Talent Is Universal, But Opportunity Is Not

As many of you know, I have advocated for many years that women are the key to progress and prosperity around the world. I believe that. I know that many of you do as well. And the evidence increasingly supports that assertion. We know that investments in women yield very big dividends, and we want women to be given the tools so that they can make the most out of their own lives – run for office to be president or prime minister, work your way up to be appointed to a position of foreign minister, so many opportunities, because we know there is so much talent.

But what I have concluded over the years is that talent is universal, but opportunity is not. And in many places, opportunity is still out of reach for women, no matter how smart they are, how hard they work, how much encouragement they might be given even by their own families, that it is still a very difficult task.

Yet there are so many wonderful examples of women leaders like yourselves and organizations around the world that are making a real difference. And women's voices are now heard in every debate that is going on, in the public sector, of course, but increasingly in the civil society and in the private sector. I've seen examples on every continent of women banding together, organizing themselves, using microfinance, fighting to get an education, working to get healthcare, protecting their daughters, doing what is necessary to build a better future.

And I would very much like us to have some time today in this limited period we have to explore what we can do together, how we can support each other, but more importantly, how we can make girls and women a top priority.

And next week at the Security Council, we're going to be taking steps to improve the United Nations' response to sexual violence committed during armed conflict. I will be speaking next Wednesday on behalf of a U.S.-sponsored resolution to better implement the commitment that we should have to the role that women and girls should play in their lives, in their communities, and their countries, and in particular, to appoint a special representative of the Secretary General to lead, coordinate, and advocate for efforts to end sexual violence in armed conflict. I think we have to elevate that no matter what country we're from. Those of us who have traveled, as I think all of us here have done, have seen the consequences, and some of you have lived the consequences and your families have suffered the consequences as well.

So we intend to make this a centerpiece of my term as Secretary of State. There are people who say, well, women's issues is an important issue, but it doesn’t rank up there with the Middle East or Iran's nuclear threat or Afghanistan and Pakistan. I could not disagree more. I think women are key to our being able to resolve all of those difficult conflicts, as well as provide for a better future.
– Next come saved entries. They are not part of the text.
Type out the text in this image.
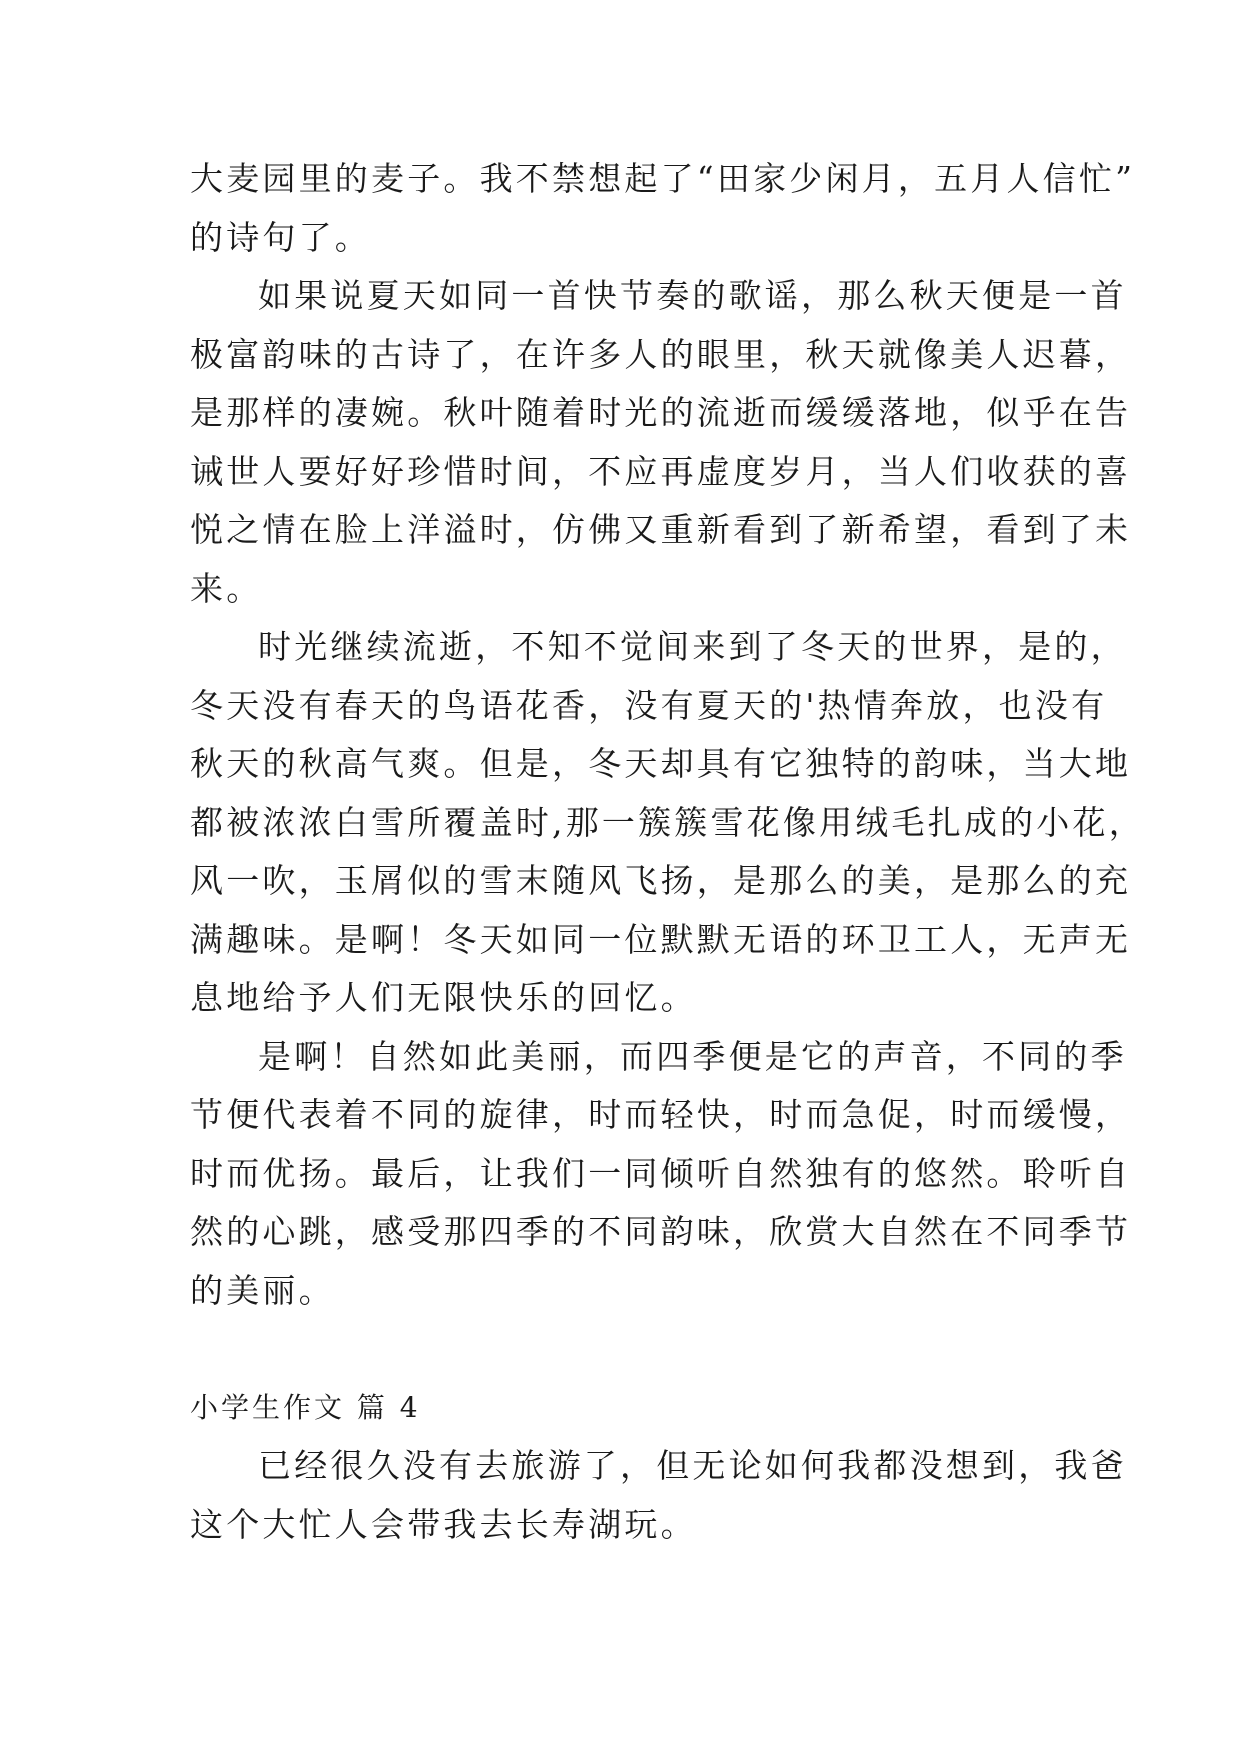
大麦园里的麦子。我不禁想起了“田家少闲月，五月人信忙”
的诗句了。
如果说夏天如同一首快节奏的歌谣，那么秋天便是一首
极富韵味的古诗了，在许多人的眼里，秋天就像美人迟暮，
是那样的凄婉。秋叶随着时光的流逝而缓缓落地，似乎在告
诫世人要好好珍惜时间，不应再虚度岁月，当人们收获的喜
悦之情在脸上洋溢时，仿佛又重新看到了新希望，看到了未
来。
时光继续流逝，不知不觉间来到了冬天的世界，是的，
冬天没有春天的鸟语花香，没有夏天的'热情奔放，也没有
秋天的秋高气爽。但是，冬天却具有它独特的韵味，当大地
都被浓浓白雪所覆盖时,那一簇簇雪花像用绒毛扎成的小花，
风一吹，玉屑似的雪末随风飞扬，是那么的美，是那么的充
满趣味。是啊！冬天如同一位默默无语的环卫工人，无声无
息地给予人们无限快乐的回忆。
是啊！自然如此美丽，而四季便是它的声音，不同的季
节便代表着不同的旋律，时而轻快，时而急促，时而缓慢，
时而优扬。最后，让我们一同倾听自然独有的悠然。聆听自
然的心跳，感受那四季的不同韵味，欣赏大自然在不同季节
的美丽。
小学生作文 篇 4
已经很久没有去旅游了，但无论如何我都没想到，我爸
这个大忙人会带我去长寿湖玩。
So let me just … and ask each and every one of you to think about any ideas you might have, any concerns you have that you would like to share before all of us. But mostly, let me just thank you for being here and for being in the positions that you are in and making a difference by setting an example and providing the role-modeling that is so necessary for not only girls and women to see, but for boys and men to understand there have to be changes in attitude, not just in policies and in law, in order for us to achieve the kind of equal rights and equal responsibilities that is our birthright.
—Secretary of State Hillary Clinton, yesterday, at the Female Heads of State and Foreign Ministers Luncheon.

I had a dream the other night that I met Hillary Clinton. I asked her, "What can I do?" And she told me, "Everything you can."